Lundi 1er avril, vers 16h, un communiqué d'Adventure Line Productions (ALP) producteur de l'émission de télé-réalité Koh-Lanta diffusée sur TF1, a annoncé le suicide du docteur Thierry Costa, 38 ans, médecin de l'émission depuis quatre ans. Un suicide qui survient dix jours après la mort de Gérald Babin, un candidat de 25 ans, décédé le 21 mars dernier au Cambodge après une crise cardiaque lors de la première journée de tournage de cette 13e édition définitivement annulée (1).

Le médecin a laissé une lettre, indiquant que son «nom a été sali dans les médias» et que «des accusations et suppositions injustes ont été proférées à [son] encontre». Il affirme: «Je suis certain d'avoir traité Gérald de manière respectable, comme un patient et non comme un candidat» et écrit ne pas avoir «d'autre choix» que de mettre fin à ses jours, se sentant incapable «de reconstuire sa réputation détruite»

Plainte en diffamation

A la suite du décès du candidat, des témoignages anonymes avaient remis en cause la version officielle du drame, accusant la production de négligences et de retard dans son secours au candidat. Un premier témoignage publié, le 27 mars, par le site Arrêt sur images, affirmait notamment que, pour ne pas interrompre le tournage, on a interdit au médecin d'intervenir. Dénonçant cette «accusation anonyme, mensongère et odieuse, relayée par différents médias», ALP avait aussitôt indiqué déposer une «plainte en diffamation» précisant que «les propos poursuivis mettent en cause les circonstances du décès, en particulier le rôle du médecin sur le lieu du tournage au moment du drame...».
Depuis, trois autres témoignages anonymes ont été diffusés - sur RMC, Lepoint.fr et Closer - accréditant la version du premier.

Enquête en cours

Parallèlement, le parquet de Créteil a ouvert, dès le 28 mars, une enquête préliminaire pour homicide involontaire afin de rechercher les causes de la mort du candidat.

Dans son communiqué annonçant le suicide du médecin, la production rend hommage à son «très grand professionnalisme» et «son humanité à l'égard des participants et des équipes de production» et attaquent les médias. «Cet événement tragique doit inciter ceux qui accusent et commentent sans discernement à faire preuve de responsabilité», indique ALP.

Une heure après la production, TF1 publiait à son tour un communiqué s'associant à la douleur de la famille du médecin et mettant également en cause les médias. Le président de TF1, Nonce Paolini, indiquant: «Face à cette tragédie, je laisse à leur conscience les auteurs des propos anonymes tenus sur les circonstances du décès de Gérald Babin, ainsi que ceux qui les ont colportés, avant même que toute la lumière ait été faite sur ce drame.»

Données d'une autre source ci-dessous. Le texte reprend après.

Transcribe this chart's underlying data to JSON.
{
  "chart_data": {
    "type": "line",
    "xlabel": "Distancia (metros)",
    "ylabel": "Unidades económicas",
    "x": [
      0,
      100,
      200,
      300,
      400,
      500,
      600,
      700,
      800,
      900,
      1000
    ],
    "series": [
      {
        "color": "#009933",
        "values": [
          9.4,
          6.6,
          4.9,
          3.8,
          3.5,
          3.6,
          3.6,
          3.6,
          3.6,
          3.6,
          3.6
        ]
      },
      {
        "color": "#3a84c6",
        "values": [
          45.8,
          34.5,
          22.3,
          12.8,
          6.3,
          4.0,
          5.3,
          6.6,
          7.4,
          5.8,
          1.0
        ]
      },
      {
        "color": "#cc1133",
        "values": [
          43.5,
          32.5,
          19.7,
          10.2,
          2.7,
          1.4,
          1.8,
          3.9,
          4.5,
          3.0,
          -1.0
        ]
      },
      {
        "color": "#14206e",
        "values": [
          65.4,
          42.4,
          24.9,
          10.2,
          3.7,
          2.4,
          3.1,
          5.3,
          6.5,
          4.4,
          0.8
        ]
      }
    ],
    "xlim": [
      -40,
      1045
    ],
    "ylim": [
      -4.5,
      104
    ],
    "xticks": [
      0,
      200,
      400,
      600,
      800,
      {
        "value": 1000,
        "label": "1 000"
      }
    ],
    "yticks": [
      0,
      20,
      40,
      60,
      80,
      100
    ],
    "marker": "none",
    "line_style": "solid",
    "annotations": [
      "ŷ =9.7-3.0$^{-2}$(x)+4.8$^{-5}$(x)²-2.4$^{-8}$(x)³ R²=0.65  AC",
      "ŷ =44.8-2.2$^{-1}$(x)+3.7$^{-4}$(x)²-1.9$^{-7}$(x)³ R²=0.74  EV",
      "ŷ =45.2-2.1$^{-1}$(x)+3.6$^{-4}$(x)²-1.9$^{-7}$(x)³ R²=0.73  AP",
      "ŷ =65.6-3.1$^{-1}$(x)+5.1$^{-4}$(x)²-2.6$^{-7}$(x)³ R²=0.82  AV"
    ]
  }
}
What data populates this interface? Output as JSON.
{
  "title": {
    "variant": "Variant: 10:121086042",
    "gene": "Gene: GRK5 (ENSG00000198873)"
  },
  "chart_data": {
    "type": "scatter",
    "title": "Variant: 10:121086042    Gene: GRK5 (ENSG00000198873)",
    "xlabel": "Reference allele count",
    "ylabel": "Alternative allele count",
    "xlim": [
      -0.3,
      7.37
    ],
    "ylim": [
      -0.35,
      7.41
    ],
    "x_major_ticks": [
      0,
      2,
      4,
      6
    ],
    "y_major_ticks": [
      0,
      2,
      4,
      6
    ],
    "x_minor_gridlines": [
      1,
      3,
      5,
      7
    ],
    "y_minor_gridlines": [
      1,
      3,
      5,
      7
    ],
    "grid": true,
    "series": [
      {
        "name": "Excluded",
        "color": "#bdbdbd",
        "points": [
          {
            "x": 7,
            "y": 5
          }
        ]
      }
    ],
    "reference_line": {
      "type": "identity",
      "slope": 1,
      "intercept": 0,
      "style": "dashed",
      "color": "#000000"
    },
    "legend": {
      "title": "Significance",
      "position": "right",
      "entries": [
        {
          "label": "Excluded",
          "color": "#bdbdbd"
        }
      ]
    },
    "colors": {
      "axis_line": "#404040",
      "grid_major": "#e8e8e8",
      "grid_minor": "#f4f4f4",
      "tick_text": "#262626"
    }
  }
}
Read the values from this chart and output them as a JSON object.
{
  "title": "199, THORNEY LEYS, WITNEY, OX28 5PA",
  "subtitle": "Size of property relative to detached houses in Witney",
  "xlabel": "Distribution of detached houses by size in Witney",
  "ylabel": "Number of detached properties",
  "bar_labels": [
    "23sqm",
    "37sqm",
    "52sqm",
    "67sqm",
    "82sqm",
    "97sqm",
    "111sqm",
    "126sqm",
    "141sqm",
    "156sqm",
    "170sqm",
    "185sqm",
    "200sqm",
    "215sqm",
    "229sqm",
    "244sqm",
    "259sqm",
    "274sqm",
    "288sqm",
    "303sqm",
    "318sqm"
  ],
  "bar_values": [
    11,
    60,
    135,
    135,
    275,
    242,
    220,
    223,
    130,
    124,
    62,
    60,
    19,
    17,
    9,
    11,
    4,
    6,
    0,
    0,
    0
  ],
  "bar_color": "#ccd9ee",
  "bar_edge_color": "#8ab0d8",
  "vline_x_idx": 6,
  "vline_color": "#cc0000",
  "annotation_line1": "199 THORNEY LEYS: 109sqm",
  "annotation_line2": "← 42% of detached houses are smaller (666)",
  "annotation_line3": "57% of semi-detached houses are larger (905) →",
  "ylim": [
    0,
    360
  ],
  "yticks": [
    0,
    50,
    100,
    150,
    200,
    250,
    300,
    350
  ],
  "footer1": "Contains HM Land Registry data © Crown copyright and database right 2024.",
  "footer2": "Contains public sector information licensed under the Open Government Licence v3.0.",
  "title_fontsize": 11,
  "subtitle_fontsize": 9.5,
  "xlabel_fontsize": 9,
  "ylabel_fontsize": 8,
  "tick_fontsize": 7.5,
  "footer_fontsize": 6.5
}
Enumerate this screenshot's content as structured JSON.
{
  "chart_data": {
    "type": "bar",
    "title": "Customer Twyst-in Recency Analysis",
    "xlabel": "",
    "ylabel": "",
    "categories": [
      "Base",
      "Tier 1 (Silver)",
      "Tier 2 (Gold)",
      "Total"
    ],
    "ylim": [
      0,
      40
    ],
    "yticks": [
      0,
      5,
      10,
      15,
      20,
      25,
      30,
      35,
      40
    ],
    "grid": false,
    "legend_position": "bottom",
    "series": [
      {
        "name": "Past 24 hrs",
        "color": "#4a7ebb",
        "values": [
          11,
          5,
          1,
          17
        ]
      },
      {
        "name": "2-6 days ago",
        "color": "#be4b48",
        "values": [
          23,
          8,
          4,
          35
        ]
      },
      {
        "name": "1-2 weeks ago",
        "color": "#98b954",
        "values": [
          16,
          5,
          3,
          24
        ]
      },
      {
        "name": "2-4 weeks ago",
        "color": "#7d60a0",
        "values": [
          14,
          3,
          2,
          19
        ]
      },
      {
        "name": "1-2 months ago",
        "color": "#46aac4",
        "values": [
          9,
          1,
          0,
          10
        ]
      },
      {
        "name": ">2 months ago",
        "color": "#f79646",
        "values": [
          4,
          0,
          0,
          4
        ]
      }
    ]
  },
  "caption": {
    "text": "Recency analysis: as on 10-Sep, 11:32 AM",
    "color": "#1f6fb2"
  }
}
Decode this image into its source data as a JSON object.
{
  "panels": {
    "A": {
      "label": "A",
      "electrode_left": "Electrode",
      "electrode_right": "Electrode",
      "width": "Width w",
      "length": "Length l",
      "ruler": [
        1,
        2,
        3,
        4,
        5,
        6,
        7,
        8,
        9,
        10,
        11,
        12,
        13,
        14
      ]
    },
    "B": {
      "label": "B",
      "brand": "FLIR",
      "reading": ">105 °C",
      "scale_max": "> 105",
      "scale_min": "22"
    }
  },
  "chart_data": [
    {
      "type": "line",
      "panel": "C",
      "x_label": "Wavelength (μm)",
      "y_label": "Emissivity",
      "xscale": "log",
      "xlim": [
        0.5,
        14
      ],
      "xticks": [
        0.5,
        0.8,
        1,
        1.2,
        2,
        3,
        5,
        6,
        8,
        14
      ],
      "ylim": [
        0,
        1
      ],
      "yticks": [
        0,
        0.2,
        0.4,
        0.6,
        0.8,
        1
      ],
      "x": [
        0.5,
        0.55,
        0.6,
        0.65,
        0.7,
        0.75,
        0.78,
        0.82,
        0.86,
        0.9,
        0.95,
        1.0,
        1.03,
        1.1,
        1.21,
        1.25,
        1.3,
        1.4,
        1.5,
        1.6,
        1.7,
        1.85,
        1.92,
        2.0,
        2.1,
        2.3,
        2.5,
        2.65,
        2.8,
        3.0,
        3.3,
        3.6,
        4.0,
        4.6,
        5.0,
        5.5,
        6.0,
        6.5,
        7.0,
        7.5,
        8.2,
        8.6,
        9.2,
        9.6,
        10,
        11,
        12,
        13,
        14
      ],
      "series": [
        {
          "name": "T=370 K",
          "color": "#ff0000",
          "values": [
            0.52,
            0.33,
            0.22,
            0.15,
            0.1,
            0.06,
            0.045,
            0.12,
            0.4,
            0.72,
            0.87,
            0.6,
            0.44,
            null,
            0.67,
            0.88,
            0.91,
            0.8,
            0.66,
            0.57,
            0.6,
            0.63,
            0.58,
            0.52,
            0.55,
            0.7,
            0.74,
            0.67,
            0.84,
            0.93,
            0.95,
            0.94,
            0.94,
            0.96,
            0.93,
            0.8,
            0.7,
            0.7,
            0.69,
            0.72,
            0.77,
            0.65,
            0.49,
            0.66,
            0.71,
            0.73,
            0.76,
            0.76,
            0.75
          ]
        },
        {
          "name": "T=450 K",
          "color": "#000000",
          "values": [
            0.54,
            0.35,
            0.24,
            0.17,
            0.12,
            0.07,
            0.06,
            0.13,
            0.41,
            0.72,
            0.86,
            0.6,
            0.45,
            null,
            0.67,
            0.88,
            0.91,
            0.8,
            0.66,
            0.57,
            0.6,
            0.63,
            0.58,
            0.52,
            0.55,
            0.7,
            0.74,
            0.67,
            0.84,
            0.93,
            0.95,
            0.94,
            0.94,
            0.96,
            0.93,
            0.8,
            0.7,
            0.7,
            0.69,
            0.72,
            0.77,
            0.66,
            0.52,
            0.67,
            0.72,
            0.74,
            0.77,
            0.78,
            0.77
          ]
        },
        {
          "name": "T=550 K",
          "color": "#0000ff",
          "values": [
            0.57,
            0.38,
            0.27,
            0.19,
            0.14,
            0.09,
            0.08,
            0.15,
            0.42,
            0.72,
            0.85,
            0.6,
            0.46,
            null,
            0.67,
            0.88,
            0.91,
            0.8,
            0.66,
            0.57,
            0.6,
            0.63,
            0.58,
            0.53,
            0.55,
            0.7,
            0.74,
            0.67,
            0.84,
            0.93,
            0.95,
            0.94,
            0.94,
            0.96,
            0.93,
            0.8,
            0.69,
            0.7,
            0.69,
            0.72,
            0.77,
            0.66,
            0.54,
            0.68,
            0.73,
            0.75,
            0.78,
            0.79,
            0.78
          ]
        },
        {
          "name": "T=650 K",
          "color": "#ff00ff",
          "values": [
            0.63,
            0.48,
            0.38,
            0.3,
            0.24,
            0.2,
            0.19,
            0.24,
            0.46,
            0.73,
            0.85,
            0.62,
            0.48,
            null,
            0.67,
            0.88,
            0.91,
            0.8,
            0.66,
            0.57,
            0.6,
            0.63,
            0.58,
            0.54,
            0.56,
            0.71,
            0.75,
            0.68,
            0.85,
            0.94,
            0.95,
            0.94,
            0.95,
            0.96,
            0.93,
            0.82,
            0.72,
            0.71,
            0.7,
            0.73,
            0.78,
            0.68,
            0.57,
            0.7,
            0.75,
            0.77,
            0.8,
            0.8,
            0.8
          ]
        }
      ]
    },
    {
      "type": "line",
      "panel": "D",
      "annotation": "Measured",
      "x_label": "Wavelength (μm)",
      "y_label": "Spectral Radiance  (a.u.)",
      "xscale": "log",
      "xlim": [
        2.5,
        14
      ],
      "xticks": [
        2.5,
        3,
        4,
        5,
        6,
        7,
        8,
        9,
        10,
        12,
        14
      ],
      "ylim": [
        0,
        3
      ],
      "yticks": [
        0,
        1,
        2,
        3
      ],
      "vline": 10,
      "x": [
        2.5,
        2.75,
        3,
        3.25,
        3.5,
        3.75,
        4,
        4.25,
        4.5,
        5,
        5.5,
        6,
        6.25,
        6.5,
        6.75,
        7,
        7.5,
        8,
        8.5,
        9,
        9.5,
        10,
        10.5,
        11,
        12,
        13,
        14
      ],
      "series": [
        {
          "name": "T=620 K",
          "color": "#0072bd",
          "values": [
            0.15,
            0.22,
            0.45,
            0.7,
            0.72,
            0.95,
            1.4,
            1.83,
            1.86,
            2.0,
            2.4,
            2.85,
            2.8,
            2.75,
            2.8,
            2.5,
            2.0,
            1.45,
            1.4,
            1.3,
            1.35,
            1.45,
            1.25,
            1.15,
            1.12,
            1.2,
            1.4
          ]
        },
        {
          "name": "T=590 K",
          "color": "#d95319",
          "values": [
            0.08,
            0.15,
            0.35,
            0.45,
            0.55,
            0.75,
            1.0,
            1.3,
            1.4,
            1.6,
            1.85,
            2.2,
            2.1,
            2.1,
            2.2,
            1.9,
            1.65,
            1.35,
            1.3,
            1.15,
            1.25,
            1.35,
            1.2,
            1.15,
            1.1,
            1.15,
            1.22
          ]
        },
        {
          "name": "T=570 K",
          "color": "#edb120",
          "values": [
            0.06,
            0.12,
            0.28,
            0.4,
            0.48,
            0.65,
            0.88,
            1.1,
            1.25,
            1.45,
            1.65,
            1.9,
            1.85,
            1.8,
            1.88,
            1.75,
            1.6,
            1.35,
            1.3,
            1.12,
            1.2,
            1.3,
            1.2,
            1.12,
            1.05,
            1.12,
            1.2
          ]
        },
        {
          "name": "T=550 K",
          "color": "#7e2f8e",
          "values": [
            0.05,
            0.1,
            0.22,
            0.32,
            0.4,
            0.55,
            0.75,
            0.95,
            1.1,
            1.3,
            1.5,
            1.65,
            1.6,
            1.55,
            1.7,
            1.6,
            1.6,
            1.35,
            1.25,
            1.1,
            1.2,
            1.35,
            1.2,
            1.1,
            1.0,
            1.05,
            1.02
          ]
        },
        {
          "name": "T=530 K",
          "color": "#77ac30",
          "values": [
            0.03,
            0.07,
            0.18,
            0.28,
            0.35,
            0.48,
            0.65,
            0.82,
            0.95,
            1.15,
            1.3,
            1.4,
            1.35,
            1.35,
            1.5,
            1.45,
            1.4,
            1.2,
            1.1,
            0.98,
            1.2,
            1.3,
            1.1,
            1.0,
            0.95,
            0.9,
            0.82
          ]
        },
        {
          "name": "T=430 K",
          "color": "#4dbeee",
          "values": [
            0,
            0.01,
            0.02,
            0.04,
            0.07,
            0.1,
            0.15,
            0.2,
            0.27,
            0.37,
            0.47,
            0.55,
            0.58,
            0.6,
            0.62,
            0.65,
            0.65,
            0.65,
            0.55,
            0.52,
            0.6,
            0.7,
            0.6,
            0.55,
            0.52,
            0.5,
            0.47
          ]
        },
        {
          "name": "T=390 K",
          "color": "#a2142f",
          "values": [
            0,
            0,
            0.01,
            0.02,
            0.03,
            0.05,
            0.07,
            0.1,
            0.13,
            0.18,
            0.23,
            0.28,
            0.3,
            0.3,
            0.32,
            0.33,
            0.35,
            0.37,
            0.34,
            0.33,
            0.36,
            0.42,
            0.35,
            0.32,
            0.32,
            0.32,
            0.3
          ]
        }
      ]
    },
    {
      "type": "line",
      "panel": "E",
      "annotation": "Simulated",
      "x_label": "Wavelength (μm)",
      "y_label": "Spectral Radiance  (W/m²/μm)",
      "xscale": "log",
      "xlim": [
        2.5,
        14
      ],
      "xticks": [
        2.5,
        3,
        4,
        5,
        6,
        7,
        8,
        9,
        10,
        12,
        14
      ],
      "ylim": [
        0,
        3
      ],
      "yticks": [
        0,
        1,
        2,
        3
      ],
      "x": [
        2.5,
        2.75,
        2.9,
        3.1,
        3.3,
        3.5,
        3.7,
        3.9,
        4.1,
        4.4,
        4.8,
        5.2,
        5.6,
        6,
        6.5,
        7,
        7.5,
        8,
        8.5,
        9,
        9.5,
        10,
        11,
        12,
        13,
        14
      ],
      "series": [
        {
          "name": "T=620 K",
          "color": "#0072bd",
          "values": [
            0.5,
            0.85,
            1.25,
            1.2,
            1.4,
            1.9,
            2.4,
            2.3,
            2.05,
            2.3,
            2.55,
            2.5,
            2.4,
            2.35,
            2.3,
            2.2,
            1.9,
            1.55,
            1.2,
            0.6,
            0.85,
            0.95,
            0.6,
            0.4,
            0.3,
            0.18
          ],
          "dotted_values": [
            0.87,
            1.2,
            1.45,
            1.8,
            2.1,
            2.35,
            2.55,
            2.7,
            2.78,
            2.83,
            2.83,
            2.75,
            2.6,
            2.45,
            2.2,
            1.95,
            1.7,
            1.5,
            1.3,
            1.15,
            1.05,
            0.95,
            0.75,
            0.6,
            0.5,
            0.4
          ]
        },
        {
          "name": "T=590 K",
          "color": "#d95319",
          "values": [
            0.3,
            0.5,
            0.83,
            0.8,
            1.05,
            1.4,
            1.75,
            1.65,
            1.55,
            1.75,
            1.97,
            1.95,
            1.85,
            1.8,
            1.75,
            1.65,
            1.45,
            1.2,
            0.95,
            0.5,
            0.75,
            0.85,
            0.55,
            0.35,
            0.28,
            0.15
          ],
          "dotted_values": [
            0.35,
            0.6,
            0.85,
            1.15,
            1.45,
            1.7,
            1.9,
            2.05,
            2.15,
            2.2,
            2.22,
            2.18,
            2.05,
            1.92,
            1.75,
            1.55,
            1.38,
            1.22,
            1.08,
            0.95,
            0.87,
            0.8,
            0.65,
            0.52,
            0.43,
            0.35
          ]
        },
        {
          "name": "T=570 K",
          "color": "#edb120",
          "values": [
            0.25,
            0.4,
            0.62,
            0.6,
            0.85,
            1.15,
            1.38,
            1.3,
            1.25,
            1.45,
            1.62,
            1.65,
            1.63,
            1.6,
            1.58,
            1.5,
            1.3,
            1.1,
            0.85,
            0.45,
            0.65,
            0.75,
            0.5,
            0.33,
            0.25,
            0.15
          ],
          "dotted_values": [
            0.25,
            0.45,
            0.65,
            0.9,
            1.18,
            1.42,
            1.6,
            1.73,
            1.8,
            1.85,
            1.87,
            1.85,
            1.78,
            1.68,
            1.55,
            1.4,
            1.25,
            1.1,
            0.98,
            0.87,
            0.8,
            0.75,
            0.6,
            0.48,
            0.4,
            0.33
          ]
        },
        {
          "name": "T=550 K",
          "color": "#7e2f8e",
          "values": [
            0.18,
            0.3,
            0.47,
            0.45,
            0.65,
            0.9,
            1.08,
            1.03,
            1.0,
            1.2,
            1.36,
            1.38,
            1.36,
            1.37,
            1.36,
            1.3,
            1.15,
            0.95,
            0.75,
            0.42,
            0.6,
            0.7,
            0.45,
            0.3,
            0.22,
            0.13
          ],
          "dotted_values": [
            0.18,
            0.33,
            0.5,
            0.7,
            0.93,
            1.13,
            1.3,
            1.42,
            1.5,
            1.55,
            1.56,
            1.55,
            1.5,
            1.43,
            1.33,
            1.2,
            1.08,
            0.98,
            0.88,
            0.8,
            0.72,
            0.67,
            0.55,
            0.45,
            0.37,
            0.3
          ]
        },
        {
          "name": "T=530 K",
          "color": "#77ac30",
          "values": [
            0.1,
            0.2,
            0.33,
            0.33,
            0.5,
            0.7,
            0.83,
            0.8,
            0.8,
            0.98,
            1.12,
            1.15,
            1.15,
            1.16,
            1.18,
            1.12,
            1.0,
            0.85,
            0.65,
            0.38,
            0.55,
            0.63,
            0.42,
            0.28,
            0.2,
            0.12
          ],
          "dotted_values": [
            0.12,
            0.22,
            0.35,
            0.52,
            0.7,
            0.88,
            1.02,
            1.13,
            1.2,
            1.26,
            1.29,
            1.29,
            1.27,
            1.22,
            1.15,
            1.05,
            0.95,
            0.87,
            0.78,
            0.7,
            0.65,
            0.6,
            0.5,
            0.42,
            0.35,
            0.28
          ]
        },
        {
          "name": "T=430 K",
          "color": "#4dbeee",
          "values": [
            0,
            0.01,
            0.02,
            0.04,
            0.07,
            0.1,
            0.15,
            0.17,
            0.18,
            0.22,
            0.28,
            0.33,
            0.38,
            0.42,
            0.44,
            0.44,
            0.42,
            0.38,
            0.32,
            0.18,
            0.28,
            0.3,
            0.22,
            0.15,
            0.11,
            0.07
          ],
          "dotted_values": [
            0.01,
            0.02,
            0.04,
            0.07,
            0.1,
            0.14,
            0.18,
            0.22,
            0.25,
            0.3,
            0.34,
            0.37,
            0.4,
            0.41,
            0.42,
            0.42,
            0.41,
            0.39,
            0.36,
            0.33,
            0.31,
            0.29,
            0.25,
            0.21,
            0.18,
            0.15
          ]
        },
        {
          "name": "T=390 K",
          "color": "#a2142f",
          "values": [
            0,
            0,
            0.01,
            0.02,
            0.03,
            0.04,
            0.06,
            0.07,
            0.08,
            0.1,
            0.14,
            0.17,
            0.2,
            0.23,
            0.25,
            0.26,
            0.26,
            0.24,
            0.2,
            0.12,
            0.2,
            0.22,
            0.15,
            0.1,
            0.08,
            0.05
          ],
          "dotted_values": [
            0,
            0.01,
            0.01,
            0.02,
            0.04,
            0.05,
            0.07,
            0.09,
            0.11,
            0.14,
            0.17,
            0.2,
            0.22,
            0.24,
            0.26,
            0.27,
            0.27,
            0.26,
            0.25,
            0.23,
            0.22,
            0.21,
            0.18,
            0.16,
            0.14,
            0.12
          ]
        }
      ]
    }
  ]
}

Renaud Revel, redacteur en chef médias de L'Express, renchérissait sur son blog: «Elle est belle, la presse, quand elle se vautre dans la facilité et les surenchères pour vendre du papier! TF1 a naturellement sa part de responsabilité. En se murant dans un épais silence et en laissant seule la société de production de Koh-Lanta assurer sa défense, la chaîne privée a laissé libre cours à toutes les interprétations et à tous les dérapages, à tous les excès et fantasmes. Loin de tout, coupées du monde, les équipes de Koh-Lanta ont assisté les bras ballants à un lynchage médiatique en règle.» Et de conclure: «Il y a des jours où l'on se sent un peu honteux d'appartenir à cette profession.»

Qui a menti?

Pour Arrêt sur images et son fondateur, le journaliste Daniel Schneidermann, qui a aussitôt réagi, «les communiqués de la société ALP et de TF1, mettant en cause implicitement les révélations de la presse dans le suicide de Thierry Costa, semblent particulièrement malvenus».

«La nouvelle du suicide de Thierry Costa touche évidemment Arrêt sur images, qui a été le premier site à publier un témoignage mettant en cause des négligences dans les soins et l'évacuation de Gérald Babin, écrit le journaliste. Nous n'avons, et n'aurons d'autre mobile que l'établissement de la vérité, sur les conditions de la mort de Gérald Babin. Dans cet esprit, nous appelons aujourd'hui chacun à éviter toute mise en cause prématurée. [...] Au-delà des témoignages, ALP détient deux documents capitaux: le script du tournage de l'émission, qui en relate les péripéties, minute par minute, et les rushes de ce même tournage, qui devraient pouvoir apporter un éclairage sur le déroulé des événements.» Et de préciser qu'ALP a refusé de fournir ses documents aux médias. 

L' affaire appartient désormais à la justice. Ses conclusions seront très attendues car

au cœur de ce double drame, c'est la question de savoir qui a menti qui est posée.